Trouser Trial

At the moment I am working on a pre-test muslin for the Fitted Blouse Contest on PR.  I've already done the first muslin and this morning took it apart and traced the alterations on my pattern pieces.  I then decided that I wanted to pre-test the alterations as well, to make sure that all will work.  I will be posting a blog on the weekend that will detail all  of this.

I also decided that as I was having a morning of muslins, to go back to the trouser problems.  For those of you new to the blog, I have decided that this year is the year I am going to work on this problem and sort it out once and for all.

So, I decided that the first thing was to find a basic block with no details so I could just get a basic shape that will fit me.   I'm fairly straight up and down, 34 inch hips (87 Cm's), and today, in the morning before any bloating, a very trim 26 inch waist (66 cm).  It's usually 26 and a half inches but can go up to 27 and a half inches, on some days (same weight).  I'm sure I'm not the only one who has a rather elastic tummy area!  So I've often done a size "13" waist and size 10 hips.  However, Nancy Zieman in her book Pattern Fitting with confidence says that you should use hip size (which I thought I was) and then go down a couple of sizes. So she suggests that a 34 inch hip should use a size 6 pattern.  This is because the legs are otherwise so baggy (don't we all know that) and the crotch does not fit.
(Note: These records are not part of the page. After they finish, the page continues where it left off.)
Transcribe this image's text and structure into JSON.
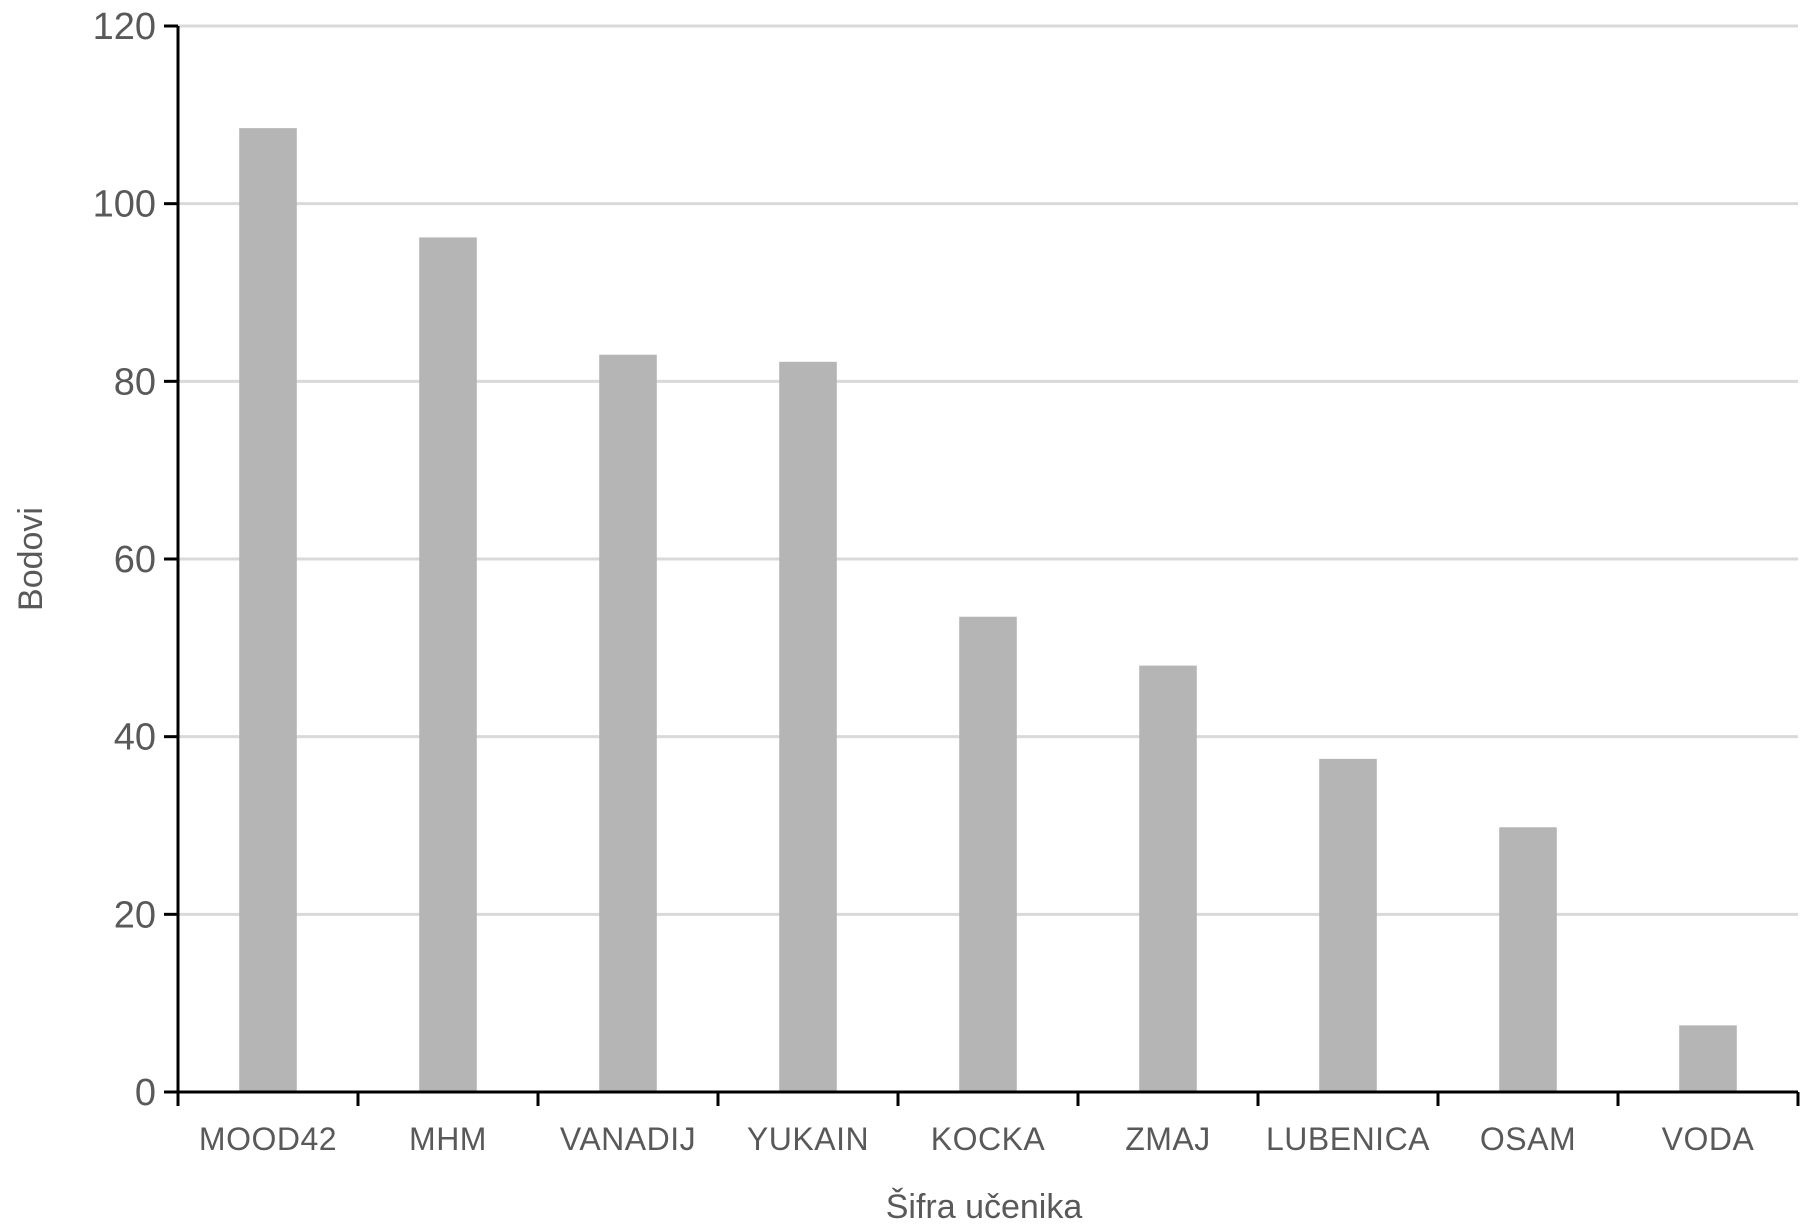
{
  "chart_data": {
    "type": "bar",
    "title": "",
    "xlabel": "Šifra učenika",
    "ylabel": "Bodovi",
    "categories": [
      "MOOD42",
      "MHM",
      "VANADIJ",
      "YUKAIN",
      "KOCKA",
      "ZMAJ",
      "LUBENICA",
      "OSAM",
      "VODA"
    ],
    "values": [
      108.5,
      96.2,
      83.0,
      82.2,
      53.5,
      48.0,
      37.5,
      29.8,
      7.5
    ],
    "ylim": [
      0,
      120
    ],
    "yticks": [
      0,
      20,
      40,
      60,
      80,
      100,
      120
    ],
    "grid": true,
    "legend": "none",
    "bar_color": "#b5b5b5",
    "grid_color": "#d9d9d9",
    "axis_color": "#000000",
    "text_color": "#595959"
  }
}
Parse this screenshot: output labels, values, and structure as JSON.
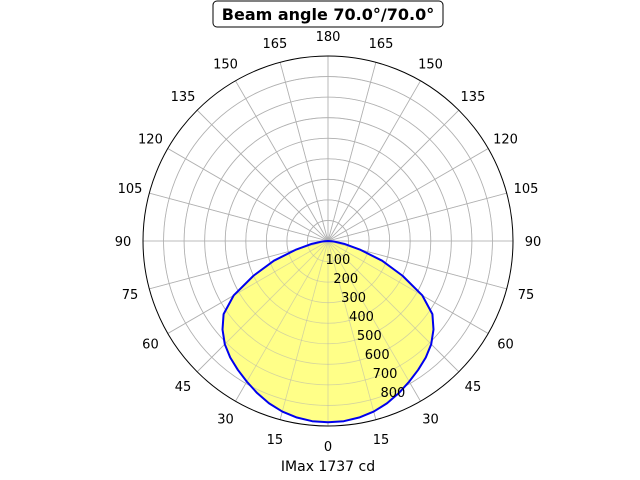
{
  "chart_data": {
    "type": "polar-area",
    "title": "Beam angle 70.0°/70.0°",
    "xlabel": "IMax 1737 cd",
    "angle_ticks": [
      "0",
      "15",
      "30",
      "45",
      "60",
      "75",
      "90",
      "105",
      "120",
      "135",
      "150",
      "165",
      "180",
      "165",
      "150",
      "135",
      "120",
      "105",
      "90",
      "75",
      "60",
      "45",
      "30",
      "15"
    ],
    "radial_ticks": [
      "100",
      "200",
      "300",
      "400",
      "500",
      "600",
      "700",
      "800"
    ],
    "rlim": [
      0,
      900
    ],
    "grid": true,
    "colors": {
      "line": "#0000ee",
      "fill": "#ffff88",
      "grid": "#b0b0b0"
    },
    "series": [
      {
        "angle_deg": [
          0,
          5,
          10,
          15,
          20,
          25,
          30,
          35,
          40,
          45,
          50,
          55,
          60,
          65,
          70,
          75,
          80,
          85,
          90
        ],
        "values": [
          882,
          880,
          872,
          859,
          840,
          816,
          790,
          765,
          740,
          710,
          670,
          620,
          530,
          400,
          280,
          160,
          80,
          30,
          0
        ]
      }
    ]
  }
}
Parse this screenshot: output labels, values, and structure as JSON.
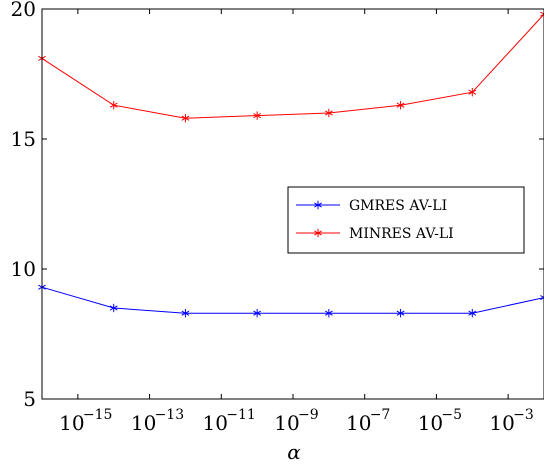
{
  "chart_data": {
    "type": "line",
    "xlabel": "α",
    "ylabel": "",
    "x_scale": "log",
    "x": [
      1e-16,
      1e-14,
      1e-12,
      1e-10,
      1e-08,
      1e-06,
      0.0001,
      0.01
    ],
    "xlim": [
      1e-16,
      0.01
    ],
    "ylim": [
      5,
      20
    ],
    "x_ticks": [
      {
        "exp": 15,
        "value": 1e-15,
        "base": "10",
        "sup": "−15"
      },
      {
        "exp": 13,
        "value": 1e-13,
        "base": "10",
        "sup": "−13"
      },
      {
        "exp": 11,
        "value": 1e-11,
        "base": "10",
        "sup": "−11"
      },
      {
        "exp": 9,
        "value": 1e-09,
        "base": "10",
        "sup": "−9"
      },
      {
        "exp": 7,
        "value": 1e-07,
        "base": "10",
        "sup": "−7"
      },
      {
        "exp": 5,
        "value": 1e-05,
        "base": "10",
        "sup": "−5"
      },
      {
        "exp": 3,
        "value": 0.001,
        "base": "10",
        "sup": "−3"
      }
    ],
    "y_ticks": [
      {
        "value": 5,
        "label": "5"
      },
      {
        "value": 10,
        "label": "10"
      },
      {
        "value": 15,
        "label": "15"
      },
      {
        "value": 20,
        "label": "20"
      }
    ],
    "grid": false,
    "legend_position": "right",
    "series": [
      {
        "name": "GMRES AV-LI",
        "color": "#0000ff",
        "marker": "asterisk",
        "values": [
          9.3,
          8.5,
          8.3,
          8.3,
          8.3,
          8.3,
          8.3,
          8.9
        ]
      },
      {
        "name": "MINRES AV-LI",
        "color": "#ff0000",
        "marker": "asterisk",
        "values": [
          18.1,
          16.3,
          15.8,
          15.9,
          16.0,
          16.3,
          16.8,
          19.8
        ]
      }
    ]
  }
}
Well, I have not got a pattern that small, so decided to settle on 8.  Nancy Zieman gives lots of complicated instructions about how to get a perfect fit with all sorts of measurements, but I found that I just wasn't quite getting what she was saying.  So, I decided to cut out a muslin and have a look for myself where the issues might be. I have used two different patterns.

I'll be trialing trousers during the fitted blouse project - and updating progress as it happens.  I work tomorrow, but the day after will allow me time to really nut all this out.  Along with the blouse.

Pattern 1, Front.

For those of you that are highly observant, you will notice that I also curve the zip extension into the crotch. This makes it far easier to overlock.

Pattern 2, Front,

As you can see, these pattern shapes are quite different.  It will be interesting to see which is the best fit on me.  Incidentally, I looked at a crotch shape on a pair of RTW trousers and it was more like that in Pattern 2.

Pattern 1, Back.

Pattern 2, Back
Again, quite different shapes between the two.  Pattern 2 has one dart, and Pattern 1 two darts, but even if these are taken into consideration, the crotch shape on Pattern 2 is a lot different from that of Pattern 1.  Again, comparing the back crotch of a pair of RTW trousers showed that Pattern 2 had a crotch shape that was more similar.

Well, I've got to go to work next, then the ironing to do after, then dinner.  You know how it is - but the difference today was I decided to sew first and other responsibilities later.  Usually it's the other way around, and you know what happens then, don't you?  Yes, too tired to sew.   I decided it was better to be tired doing the ironing, which is dead boring and doesn't need much alertness - ditto dinner, dishes and so on.

Sarah Liz :)


  1. These are going to be a great pair of pants.

  2. You've made a good start already.

    1. Hi Maria, yes, this is going to the year of working out what works for pants.

  3. You're really well prepared to get those pants fit!

    1. Hi Elise, thank you - it may take a few attempts, most people have trouble getting pants to fit well.

  4. Impressive! Looking forward to seeing your progress. Also love how you reprioritized sewing - so true! Going to have to try that!

    1. Hi Laura, I think it is going to take a good 12 months of trial and error to get a pair of trousers that works well, but that's okay. Yes, I'm going to try change old habits! Won't be easy.